Everything but what's on my mind

Sharon is: nineteen years old, a UPenn freshman, grandiose and tragicomically inept.

Tuesday, December 30, 2003

Started a few days ago, so I'll post it in December:

When I got back to school after Thanksgiving break, there was a week or so of looming awareness of finals and then the crystallization of our fears in the form of two sleepless weeks (grin - I wish I was completely kidding). Once exams started, I fell into a pattern of binge studying at the library, winding among study nooks and laptops propped on couches, back and forth between the cafe (open until 2:00 AM, dispensing white chocolate and eggnog lattes) and my little armchair by the window. I wore my scarf always and draped my coat over my legs as a blanket, and slouched into my textbooks; I listened to Belle and Sebastian on loop whenever there was ambient noise (it was the only music that didn't distract me, except for "Le Pastie," which I played several times in a row to energize me).

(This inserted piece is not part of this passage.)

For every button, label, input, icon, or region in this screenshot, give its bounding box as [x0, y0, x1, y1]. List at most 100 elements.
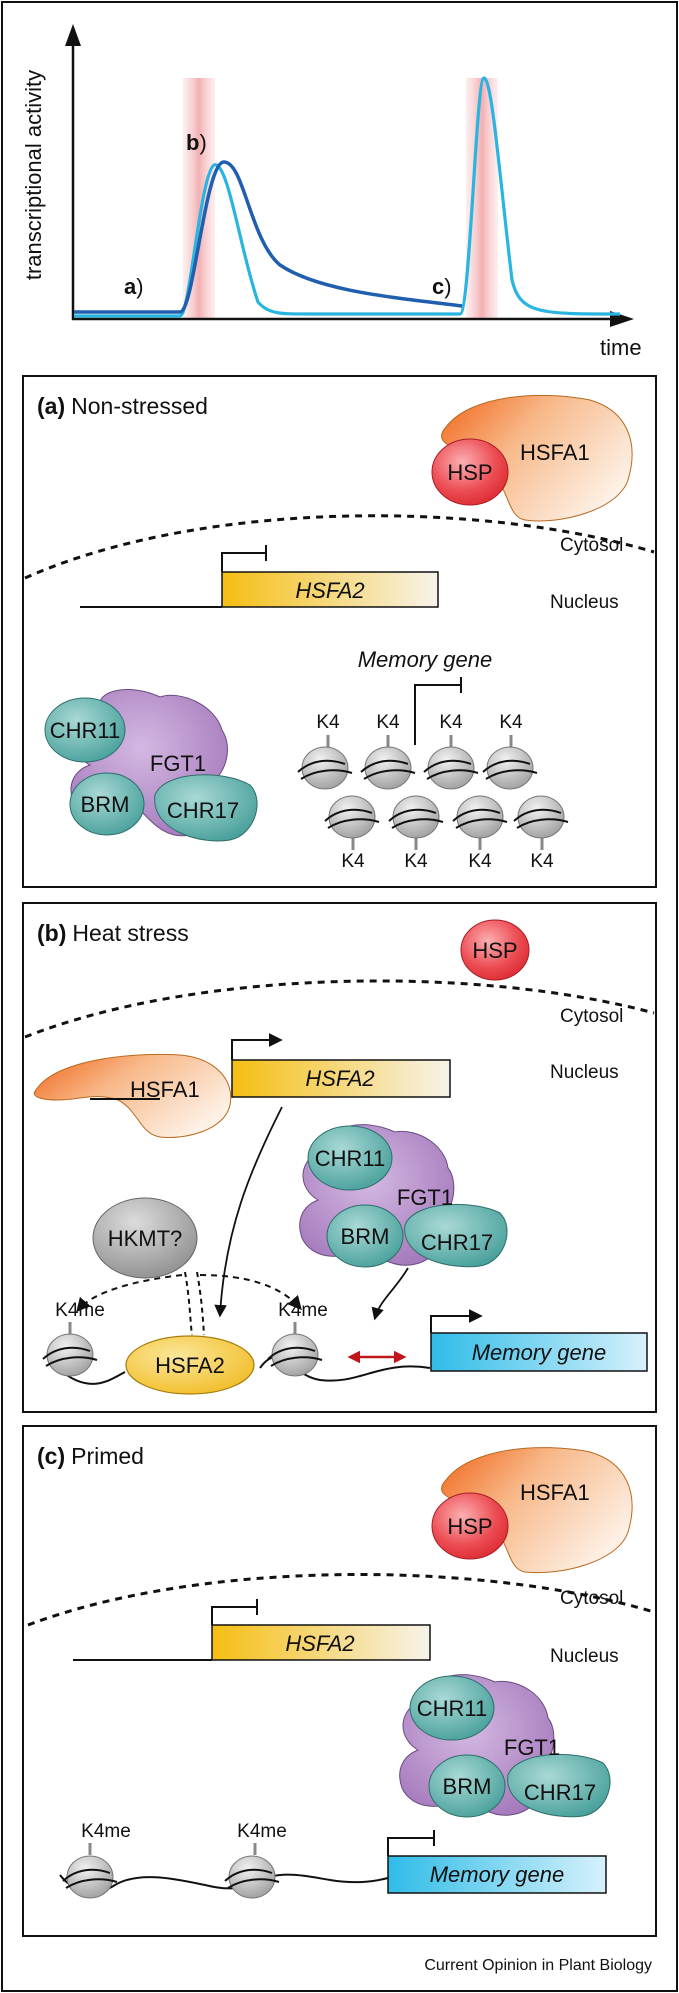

Meanwhile, there were inevitable breaks to play in the flat-screen computer lab, which is where I applied to be a beat reporter for The Daily Pennsylvanian and completed my RAP-Line exit letter. I'm now the Health Systems/Medical School beat reporter (with another person, I hope) and a full member of RAP-Line, a student-run peer hotline, for which I did 40 hours of training this semester. I also did sketchy recreational things like purchasing Italian subs from the automated order-taker at Wawa at 4:00 AM, and tramping around in the snow in my damp dress boots (I didn't have any others), concertedly thinking about gene cloning or whatever, because the pastoral blanketing of Locust Walk fueled my inclination to study.


School was so beautiful during and after the first snowfall, especially at night. The campus was a random dispersion of Gothic buildings and snowdrifts, with white globe lamps hanging in the air and a lit path of holiday lights curving along Locust Walk. I'm susceptible to using snow as a vehicle for renewed faith and optimism in the worthwhileness of (most) things; also it was fun to walk with Reem (from California), because it was her first time seeing snow. After the campus got slushy and gritty, I had to carry on in the absence of novelty, finding motivation where I could (like at the library - I love that place for its hushed and determined productivity). I binged on sleep as well as studying, collapsing for fourteen hours at a time after an exam or a paper. Finally, I certainly goofed off, watching such movies as Donnie Darko and Kill Bill with Nick and others.